I suppose, looking back, and it is only today that I consider
such things, but the experiences I had at the family farm in Dromara were quite
important for the future King of Ireland and a world leading Master Candle
Maker to learn. I was taught about
farming and about food production. We
shall not mention the other farm outside Glenarm, at Feystown, where the only
thing I learned was that, as a youngster, if you drink enough cider you become
what is known as very drunk and again, despite the fact that I was unconscious
for most of the journey back to Belfast, it was an important lesson but still
remains one of the most uncomfortable memories of my young existence.
Dromara was alcohol free.
I loved the smell of the meal that I would mix to feed the pigs. The sows were lovely but the boar was a brute
of a thing, kept separate from the girls and I remember that it would try to
take the legs off you when you would enter his sty to feed him. Of course, having short trousers and the
loveliest legs in Ireland would present such a delicious culinary sight that
the old boar must have thought he had died and gone to pig heaven.
I too remember the piglets, they were so cute and pink and I especially
remember my uncle siting on a box just inside the barn door. The new piglets were gathered behind, hemmed
in with walls of straw bales. One by one
the piglets were presented to my uncle who gripped each male piglet between his
legs and whipped off the testicles with a single edged razor blade. Something was applied to the wound and the
piglet was returned to a new pen. The
testicles however were thrown to the dogs and I mean that literally. The two dogs loved this time of year.

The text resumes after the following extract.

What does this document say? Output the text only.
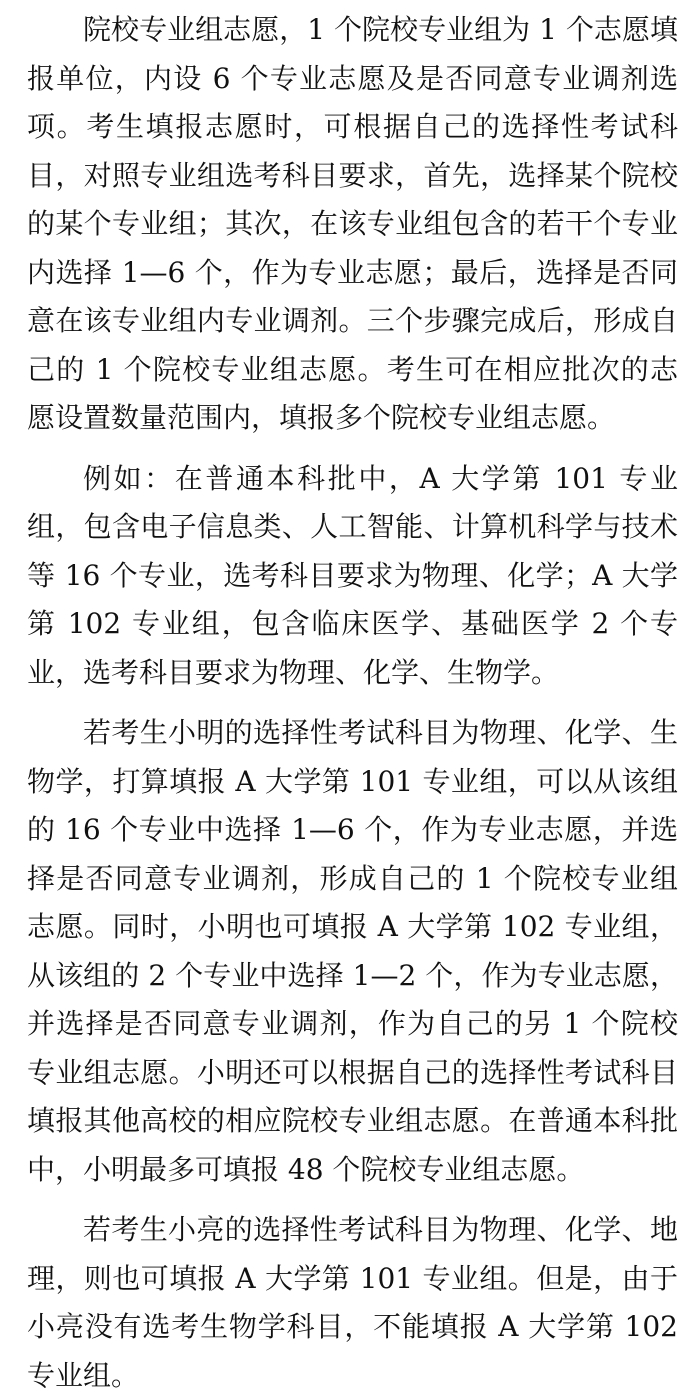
院校专业组志愿，1 个院校专业组为 1 个志愿填报单位，内设 6 个专业志愿及是否同意专业调剂选项。考生填报志愿时，可根据自己的选择性考试科目，对照专业组选考科目要求，首先，选择某个院校的某个专业组；其次，在该专业组包含的若干个专业内选择 1—6 个，作为专业志愿；最后，选择是否同意在该专业组内专业调剂。三个步骤完成后，形成自己的 1 个院校专业组志愿。考生可在相应批次的志愿设置数量范围内，填报多个院校专业组志愿。

例如：在普通本科批中，A 大学第 101 专业组，包含电子信息类、人工智能、计算机科学与技术等 16 个专业，选考科目要求为物理、化学；A 大学第 102 专业组，包含临床医学、基础医学 2 个专业，选考科目要求为物理、化学、生物学。

若考生小明的选择性考试科目为物理、化学、生物学，打算填报 A 大学第 101 专业组，可以从该组的 16 个专业中选择 1—6 个，作为专业志愿，并选择是否同意专业调剂，形成自己的 1 个院校专业组志愿。同时，小明也可填报 A 大学第 102 专业组，从该组的 2 个专业中选择 1—2 个，作为专业志愿，并选择是否同意专业调剂，作为自己的另 1 个院校专业组志愿。小明还可以根据自己的选择性考试科目填报其他高校的相应院校专业组志愿。在普通本科批中，小明最多可填报 48 个院校专业组志愿。

若考生小亮的选择性考试科目为物理、化学、地理，则也可填报 A 大学第 101 专业组。但是，由于小亮没有选考生物学科目，不能填报 A 大学第 102 专业组。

Cats too were on the farm but this is where you learn that on
a farm everything has to work for its keep and as a young boy you don’t really
think it strange that a litter of new born kittens should be put in an old
potato sack with a couple of house bricks.
Neither do you think it strange that the sack, the bricks and the
kittens were then unceremoniously dumped into the nearby stream. Very strange, but another lesson learned.
Thinking back now, the Dromara farm was quite advanced compared
to other places I had stayed. The
cottage we had near Lurgan didn’t have running water. It did have an outside toilet along with the
obligatory plank, neatly ripped squares of old newspaper on a string and
ginormous spiders so big and fast they would have been more at home wearing a
saddle and a jockey then entered into the Grand National.
The cottage at Lurgan had a large wooden water butt that
collected the rain water from the roof and for breakfast you would collect a
saucepan full to make the tea and a basin full to have a wash. In Dromara there was an outside toilet, which
wasn’t that bad, not many spiders, I would hate to think what happened to the
spiders on the farm but the Dromara farm did have running water. Unfortunately it was running from a pump
across the road so I would be sent out with two buckets and would pump the
water up, fill the buckets and carry them back to the farmhouse. Little did I know it but I would meet a
similar water pump a few years later at Violent Hell.